Cultura

Un rito collettivo nel nome di PPP

Al Meeting di Rimini decine e decine di persone si susseguono nella lettura di pagine di Pasolini. Accade alla fine della mostra che gli è stata dedicata in vista del centenario del prossimo anno. Una dimostrazione di quanto questo intellettuale continui a parlare al nostro tempo

di Giuseppe Frangi

Al Meeting di Rimini si sta consumando un inatteso rito collettivo: decine e decine di persone in fila per vedere una mostra dedicata a Pier Paolo Pasolini. Al termine del percorso in tantissimi chiedono di poter partecipare al “live” leggendo qualche pagina di PPP, nell’apposita postazione allestita all’ingresso: una diretta che esce dai confini della Fiera in quanto ritrasmessa dai canali YouTube e Facebook di Casa Testori, l’associazione culturale che ha progettato mostra e performance partecipata.

Non è facile incontrare e leggere Pasolini oggi. È un intellettuale che non si lascia metabolizzare facilmente, che si mette di traverso a tutte le certezze in cui ciascuno comprensibilmente si protegge. È anche un intellettuale “duro”, che non edulcora mai le parole, che mette anche ansia con i suoi giudizi e le sue visioni.

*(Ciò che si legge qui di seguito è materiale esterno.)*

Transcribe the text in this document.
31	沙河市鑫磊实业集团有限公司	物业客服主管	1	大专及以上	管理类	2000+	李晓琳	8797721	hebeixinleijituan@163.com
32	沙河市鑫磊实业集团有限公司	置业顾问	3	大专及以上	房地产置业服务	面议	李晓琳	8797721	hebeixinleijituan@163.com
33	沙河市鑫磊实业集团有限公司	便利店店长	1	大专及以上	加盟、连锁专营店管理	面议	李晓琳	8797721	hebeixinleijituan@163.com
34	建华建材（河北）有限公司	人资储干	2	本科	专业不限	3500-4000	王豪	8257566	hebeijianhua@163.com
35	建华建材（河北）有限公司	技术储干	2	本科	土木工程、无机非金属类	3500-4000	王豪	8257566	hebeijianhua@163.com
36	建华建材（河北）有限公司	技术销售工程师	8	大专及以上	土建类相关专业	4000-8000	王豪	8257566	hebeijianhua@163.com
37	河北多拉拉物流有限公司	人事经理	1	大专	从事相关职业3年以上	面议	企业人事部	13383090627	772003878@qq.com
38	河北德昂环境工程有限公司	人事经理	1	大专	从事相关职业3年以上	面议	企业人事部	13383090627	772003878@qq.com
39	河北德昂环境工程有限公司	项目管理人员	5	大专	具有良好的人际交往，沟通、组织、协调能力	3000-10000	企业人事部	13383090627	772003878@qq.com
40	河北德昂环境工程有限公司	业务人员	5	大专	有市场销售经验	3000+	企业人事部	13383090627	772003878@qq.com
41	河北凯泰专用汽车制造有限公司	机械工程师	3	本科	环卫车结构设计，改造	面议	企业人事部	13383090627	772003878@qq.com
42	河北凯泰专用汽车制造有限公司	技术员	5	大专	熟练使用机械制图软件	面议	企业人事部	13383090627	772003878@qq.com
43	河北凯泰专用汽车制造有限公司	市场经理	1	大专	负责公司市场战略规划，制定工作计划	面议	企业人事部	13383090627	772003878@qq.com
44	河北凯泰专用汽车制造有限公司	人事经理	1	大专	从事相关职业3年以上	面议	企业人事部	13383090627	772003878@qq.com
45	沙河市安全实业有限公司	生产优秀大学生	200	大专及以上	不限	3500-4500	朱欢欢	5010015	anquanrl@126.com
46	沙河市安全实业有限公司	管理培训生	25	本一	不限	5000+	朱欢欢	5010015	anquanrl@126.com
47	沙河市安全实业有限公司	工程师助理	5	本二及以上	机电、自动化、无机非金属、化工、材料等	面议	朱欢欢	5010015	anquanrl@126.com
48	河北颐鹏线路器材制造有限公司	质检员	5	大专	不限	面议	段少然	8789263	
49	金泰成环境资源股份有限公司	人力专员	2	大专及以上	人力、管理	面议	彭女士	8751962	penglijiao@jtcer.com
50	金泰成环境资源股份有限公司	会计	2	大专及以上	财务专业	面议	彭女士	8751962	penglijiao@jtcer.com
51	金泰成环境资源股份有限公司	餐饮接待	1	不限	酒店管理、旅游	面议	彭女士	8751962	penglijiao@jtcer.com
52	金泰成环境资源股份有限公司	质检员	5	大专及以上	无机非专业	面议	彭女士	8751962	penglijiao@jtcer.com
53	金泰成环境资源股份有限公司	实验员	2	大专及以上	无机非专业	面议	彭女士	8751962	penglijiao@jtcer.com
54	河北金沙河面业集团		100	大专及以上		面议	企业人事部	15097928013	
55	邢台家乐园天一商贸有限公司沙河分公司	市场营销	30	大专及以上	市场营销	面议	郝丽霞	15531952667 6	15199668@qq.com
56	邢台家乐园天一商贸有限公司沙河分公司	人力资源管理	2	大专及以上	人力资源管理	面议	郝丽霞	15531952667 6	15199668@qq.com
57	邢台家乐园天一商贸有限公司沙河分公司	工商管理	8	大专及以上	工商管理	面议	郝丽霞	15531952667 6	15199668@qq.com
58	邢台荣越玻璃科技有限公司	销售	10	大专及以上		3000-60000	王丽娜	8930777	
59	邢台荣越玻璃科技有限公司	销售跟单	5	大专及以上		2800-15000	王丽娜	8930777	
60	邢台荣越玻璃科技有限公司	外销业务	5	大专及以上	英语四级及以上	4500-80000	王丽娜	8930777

È un’intelligenza inquieta, che continua a seminare inquietudine in chi lo accosti. Eppure Pasolini oltre a scuotere, oltre a spiazzare e a dare scandalo, oggi sembra aver attirato su di sé una sorta di energia affettiva. Il percorso proposto a Rimini è composto da sei video che esplorano sei situazioni chiave dell’avventura pasoliniana, dal rapporto con la madre Susanna Colussi fino ai mesi cupi che hanno portato alla sua morte. Sono situazioni che testimoniano un’assoluta originalità e che insieme documentano come al fondo di ogni opera o presa di posizione di Pasolini, non ci sia mai una risposta, ma una grande domanda. La domanda è il metodo poetico che lo accompagna per tutta la vita (le domande che chiudono Teorema, o le domande “moderne” rivolte a San Paolo nella sceneggiatura di un film mai fatto). Sono queste domande, che a volte prendono la forma di vere implorazioni, quasi delle suppliche, come nel finale della celebre poesia alla madre che lui stesso legge ad inizio percorso.

È questa estrema sincerità, assolutamente insolita in un intellettuale, a colpire i tanti che si avvicendando nel percorso riminese. La sincerità di un uomo ferito che non si protegge mai dietro la forza culturale di teorie o tesi. E che non cerca neanche rifugi in un passato che pur ha tanto amato e che tanto dimostra di conoscere e saper leggere. È un uomo che non sposta mai il problema su altro, ma accetta di viverlo sulla propria pelle. Insomma si mette in gioco con una lealtà a volte molto dolorosa. Come documenta questo passaggio di una lettera scritta a don Giovanni Rossi, all’indomani dell’uscita del Vangelo secondo Matteo: «Io sono da sempre caduto da cavallo: non sono mai stato spavaldamente in sella (come molti potenti della vita o molti miseri peccatori): sono caduto da sempre, e un mio piede è rimasto impigliato nella staffa, così che la mia corsa non è una cavalcata, ma un essere trascinato via, con il capo che sbatte sulla polvere e sulle pietre».

È forse per questo che in tanti hanno voluto calarsi nelle parole di Pasolini, come in un gesto di condivisione e anche di gratitudine.